Агата, ослабевшая от горя и слез, вдруг, как лань, метнулась к Петрусе, повалилась перед ней наземь и обняла ее колени.
— Петруся, миленькая, зозуля! Спаси ты его! Дай ему чего-нибудь такого, чтобы вышла отрава из его нутра… Ты же сама ее давала… Как напустила, так и отпусти… Я тебе за это всего дам — чего только захочешь… Льну дам, и шерсти, и яиц, и полотна, и денег, коли захочешь; мы оба с Петром ничего не пожалеем, только отпусти, что напустила… чтобы он остался живой, голубок наш миленький, опора наша на старости лет… Ты ведь знаешь… Ясюк-то у нас никудышный… А этот — правая рука у нас… Один ведь работник… Спаси ты его… тебе все ведомо, ты можешь… Как напустила, так и отпусти…
Она припала к коленям Петруси, целовала краешек ее платья. Отчаяние несчастной матери, ее горестные мольбы, видимо, терзали Петрусю. Она ведь и сама была матерью, а с этой женщиной когда-то столько лет прожила в дружбе и согласии. Обхватив голову руками, она заголосила:
— Ой, боже мой, боже! Что ж я буду делать! Не напускала я на него хворь и отпустить не могу…
Агата вскочила с земли и каким-то свистящим голосом спросила:
— Не напустила? Может, побожишься, что не напустила?

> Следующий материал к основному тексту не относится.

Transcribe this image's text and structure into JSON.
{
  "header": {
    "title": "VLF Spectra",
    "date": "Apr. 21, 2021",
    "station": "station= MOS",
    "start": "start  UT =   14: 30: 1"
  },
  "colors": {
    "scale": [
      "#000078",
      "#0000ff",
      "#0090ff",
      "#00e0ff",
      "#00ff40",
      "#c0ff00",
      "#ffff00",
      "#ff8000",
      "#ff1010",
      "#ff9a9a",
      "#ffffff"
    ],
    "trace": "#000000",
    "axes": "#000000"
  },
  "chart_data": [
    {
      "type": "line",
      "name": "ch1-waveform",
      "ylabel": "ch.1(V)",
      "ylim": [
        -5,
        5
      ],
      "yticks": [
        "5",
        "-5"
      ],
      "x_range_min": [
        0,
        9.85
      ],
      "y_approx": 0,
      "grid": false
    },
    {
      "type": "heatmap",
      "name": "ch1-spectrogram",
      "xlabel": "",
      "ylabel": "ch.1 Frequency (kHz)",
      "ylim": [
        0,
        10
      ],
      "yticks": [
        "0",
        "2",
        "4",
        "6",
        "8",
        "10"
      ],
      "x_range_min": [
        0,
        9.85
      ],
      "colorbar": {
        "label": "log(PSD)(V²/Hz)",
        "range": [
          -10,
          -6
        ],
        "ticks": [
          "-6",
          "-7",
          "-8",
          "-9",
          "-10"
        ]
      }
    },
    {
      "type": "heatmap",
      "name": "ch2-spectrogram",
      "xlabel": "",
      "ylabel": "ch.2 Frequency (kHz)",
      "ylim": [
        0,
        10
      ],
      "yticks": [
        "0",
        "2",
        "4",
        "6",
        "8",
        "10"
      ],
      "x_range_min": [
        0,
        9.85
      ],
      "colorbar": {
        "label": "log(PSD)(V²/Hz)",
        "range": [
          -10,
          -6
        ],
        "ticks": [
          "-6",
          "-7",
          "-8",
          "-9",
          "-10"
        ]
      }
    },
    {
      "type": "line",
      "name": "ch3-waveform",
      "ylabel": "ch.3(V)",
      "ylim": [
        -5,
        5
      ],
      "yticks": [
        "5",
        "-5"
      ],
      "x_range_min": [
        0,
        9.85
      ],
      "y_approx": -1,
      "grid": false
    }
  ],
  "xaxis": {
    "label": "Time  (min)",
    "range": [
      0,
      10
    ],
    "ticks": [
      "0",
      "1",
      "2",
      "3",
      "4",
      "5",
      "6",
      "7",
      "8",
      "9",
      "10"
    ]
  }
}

Петруся снова повернулась к ней боком и оцепенела. В голове у нее было темно, как в осеннюю ночь, и только вихрем кружились слова.
— И напустила и не напустила… Может, и не от этого, а может, от этого…
Не в силах дольше выносить эту муку, она отпрянула от снова накинувшейся на нее женщины и с гневом, смешанным с жалостью, крикнула:
— Отвяжитесь, тетка… Чего вы от меня хотите? Идите к знахарке, у нее просите какого-нибудь средства для сына, а не у меня!